Em 2003, foi lançado o Tormenta D20, logo em seguida, é lançada uma adaptação de Tormenta baseado no Manual Turbinado de 3D&T.

 Com o passar do tempo, o cenário começou a fazer tanto sucesso que nem todas as informações que eram apresentadas na revista Dragão Brasil conseguiam cobrir a vontade dos jogadores.

 Foi então que o Trio Tormenta, decidiu criar, junto á Talismã, uma revista separada, nomeada de Revista Tormenta, cujos leitores teriam todas as informações do cenário disponíveis ali.
A revista fez sucesso, e teve 17 edições lançadas, até terminar.

 Em 2005, o Trio Tormenta sai da Talismã, e começam a trabalhar com outras editoras, lançam a revista RPGMaster (dedicada a 3D&T) para a Mythos Editora e a Revista Dragon Slayer para Manticora (editora que havia publicado a D20 Saga), que seguia o estilo da antiga Dragão Brasil, adotando um padrão de lançamento bimensal e inicialmente com conteúdo voltado principalmente para o Sistema d20 e Open Game License.

 No mesmo ano, é lançado um novo manual pela Daemon e uma nova versão de Tormenta D20 pela Jambô Editora, baseado em D&D 3.5 publicado pela Devir no ano anterior.

 Em 2008, 3D&T volta a ser publicado pela Jambô, com o nome de 3D&T Alpha. Em 2008, partir da edição #24 da revista Dragon Slayer, Cassaro, Saladino e Trevisan deixaram de ser editores da revista, em seu lugar entraram Guilherme Del Svaldi, Gustavo Brauner, Leonel Caldela, que ficaram conhecidos como Trio Tormenta Ultimate.

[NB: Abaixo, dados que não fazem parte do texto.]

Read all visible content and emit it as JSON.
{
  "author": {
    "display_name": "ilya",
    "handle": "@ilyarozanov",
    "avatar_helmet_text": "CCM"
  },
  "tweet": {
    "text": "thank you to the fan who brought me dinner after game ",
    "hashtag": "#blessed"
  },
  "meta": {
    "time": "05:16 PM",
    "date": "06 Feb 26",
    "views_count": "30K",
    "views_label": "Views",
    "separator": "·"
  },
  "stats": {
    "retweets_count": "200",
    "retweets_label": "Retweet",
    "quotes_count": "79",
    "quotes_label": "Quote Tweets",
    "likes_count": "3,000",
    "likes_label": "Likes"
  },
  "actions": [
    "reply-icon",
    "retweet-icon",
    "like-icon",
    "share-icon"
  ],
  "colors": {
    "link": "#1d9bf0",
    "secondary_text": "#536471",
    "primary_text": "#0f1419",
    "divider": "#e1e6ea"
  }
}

 Em 2010, é lançado o "Tormenta RPG", escrito pelos dois trios, por conta da nova licença, GSL, ficou impossibilitado o uso da marca D20,tal qual o Pathfinder Roleplaying Game, Tormenta se mantém fiel as regras anteriores a quarta edição, tendo influencias da adaptação de Star Wars e do próprio Pathfinder.

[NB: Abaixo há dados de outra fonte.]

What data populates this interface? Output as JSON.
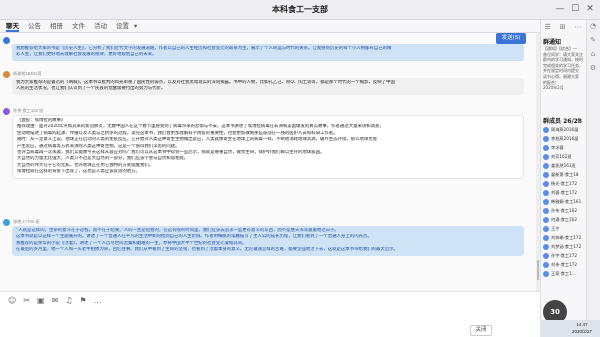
{
  "window": {
    "title": "本科食工一支部",
    "minimize": "—",
    "maximize": "☐",
    "close": "✕"
  },
  "tabs": [
    {
      "label": "聊天"
    },
    {
      "label": "公告"
    },
    {
      "label": "相册"
    },
    {
      "label": "文件"
    },
    {
      "label": "活动"
    },
    {
      "label": "设置"
    },
    {
      "label": "▾"
    }
  ],
  "messages": [
    {
      "sender": "",
      "style": "blue",
      "lines": [
        "我想推荐给大家的书是《历史人生》，它分析了我们近代文学的发展道路，作者以自己的人生经历和社会变迁的联系为主，展示了个人命运与时代的关系。让我感到历史的每个小人物都有自己的精",
        "彩人生，让我们更好地去理解社会发展的规律，更好地规划自己的未来。"
      ]
    },
    {
      "sender": "杨俊柏18401班",
      "style": "gray",
      "lines": [
        "我为大家推荐的是鲁迅的《呐喊》。这本书以批判的目光审视了国民性的弱点，以及对社会黑暗现实的深刻揭露。书中的人物，比如孔乙己、阿Q、闰土等等，都是那个时代的一个缩影，反映了中国",
        "人民的生活状况，也让我们认识到了一个民族的觉醒需要付出的努力与代价。"
      ]
    },
    {
      "sender": "孙伟 食工162 班",
      "style": "white",
      "lines": [
        "《血疫：埃博拉的故事》",
        "推荐理由：面对2020年突如其来的新冠肺炎，无数中国人在这个春节里感受到了病毒带来的恐惧与不安。这本书讲述了埃博拉病毒在非洲和美国爆发的真实故事，作者通过大量采访和调查，",
        "生动地描述了病毒的起源、传播以及人类与之抗争的过程。读完这本书，我们会更加理解科学防疫的重要性，也会更加敬佩那些奋战在一线的医护人员和科研工作者。",
        "随时：从一定意义上说，地球正在启动对人类的免疫反应。它开始对人类这种寄生生物做出反应，人类就像寄生在地球上的病毒一样，不断地消耗地球资源，破坏生态环境，那么地球也会",
        "产生反应，通过病毒等方式来清除人类这种寄生物。这是一个值得我们深思的问题。",
        "也许当病毒再一次来袭，我们又能像今天这样从容应对吗？我们可以从这本书中得到一些启示，那就是尊重自然，敬畏生命，保护好我们赖以生存的地球家园。",
        "大自然的力量无比强大，人类只不过是大自然的一部分，我们应该学会与自然和谐相处。",
        "大自然的伟大在于它的无私，也许地球正在用它独特的方式提醒我们。",
        "埃博拉就在这样的背景下出现了，这也是人类应该反思的地方。"
      ]
    },
    {
      "sender": "张晓 17702 班",
      "style": "blue",
      "lines": [
        "“人就是这样的，生命的意义在于过程，而不在于结果。”人的一生是短暂的，在这有限的时间里，我们应该去追求一些更有意义的东西，而不是整天浑浑噩噩地过日子。",
        "这本书就是以这样一个主题展开的，讲述了一个普通人在平凡的生活中如何找到自己的人生价值。作者用细腻的笔触描写了主人公的成长历程，让我们看到了一个普通人身上的闪光点。",
        "我推荐的是余华的小说《活着》，讲述了一个人历尽世间沧桑和磨难的一生，亦将中国大半个世纪的社会变迁凝缩其间。",
        "在最后的岁月里，他一个人和一头老牛相依为命，回忆往事。我们从中看到了生命的坚韧，也看到了活着本身的意义。无论遭遇怎样的苦难，都要坚强地活下去，这就是这本书带给我们的最大启示。"
      ]
    }
  ],
  "input": {
    "tools": [
      "☺",
      "✂",
      "▣",
      "✉",
      "♫",
      "⚑",
      "…"
    ],
    "close_label": "关闭",
    "send_label": "发送(S)",
    "send_arrow": "▾"
  },
  "sidebar": {
    "icons": [
      "☰",
      "⊞",
      "⋯"
    ],
    "notice_title": "群通知",
    "notice_lines": [
      "【通知】【综合】一",
      "各位同学：请大家关注",
      "群内的学习通知，按时",
      "完成相关的学习任务，",
      "并在规定时间内提交",
      "读书心得。谢谢大家",
      "的配合！",
      "",
      "2020年2月"
    ],
    "member_title": "群成员 26/28",
    "search_icon": "⌕",
    "members": [
      "周海燕2016届",
      "李旭燕2016届",
      "李冰蓉",
      "刘芳162班",
      "姜凯然161班",
      "翟新第·食工18",
      "杨光·食工172",
      "刘蓉·食工172",
      "韩雅娟·食工161",
      "孙伟·食工162",
      "何通·食工162",
      "王宁",
      "刘梓瑜·食工172",
      "刘梦涵·食工172",
      "孙宇·食工172",
      "刘伟·食工172",
      "王家·食工1..."
    ]
  },
  "rightbar": {
    "icons": [
      "◔",
      "✎",
      "⌂",
      "⚙"
    ]
  },
  "overlay": {
    "zoom": "30"
  },
  "clock": {
    "time": "14:47",
    "date": "2020/2/27"
  }
}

 No mesmo ano, Tormenta volta a ser adaptado para 3D&T com o lançamento do Manual do Aventureiro Alpha. onde há vários elementos do cenário.

Em 2013, é lançada uma versão revisada do Tormenta RPG, contendo uma errata do livro anterior e 16 novas páginas.

 Em 2015, a Jambô lançou Ataque a Khalifor de Guilherme Dei Svaldi, primeiro livro-jogo baseado em Tormenta.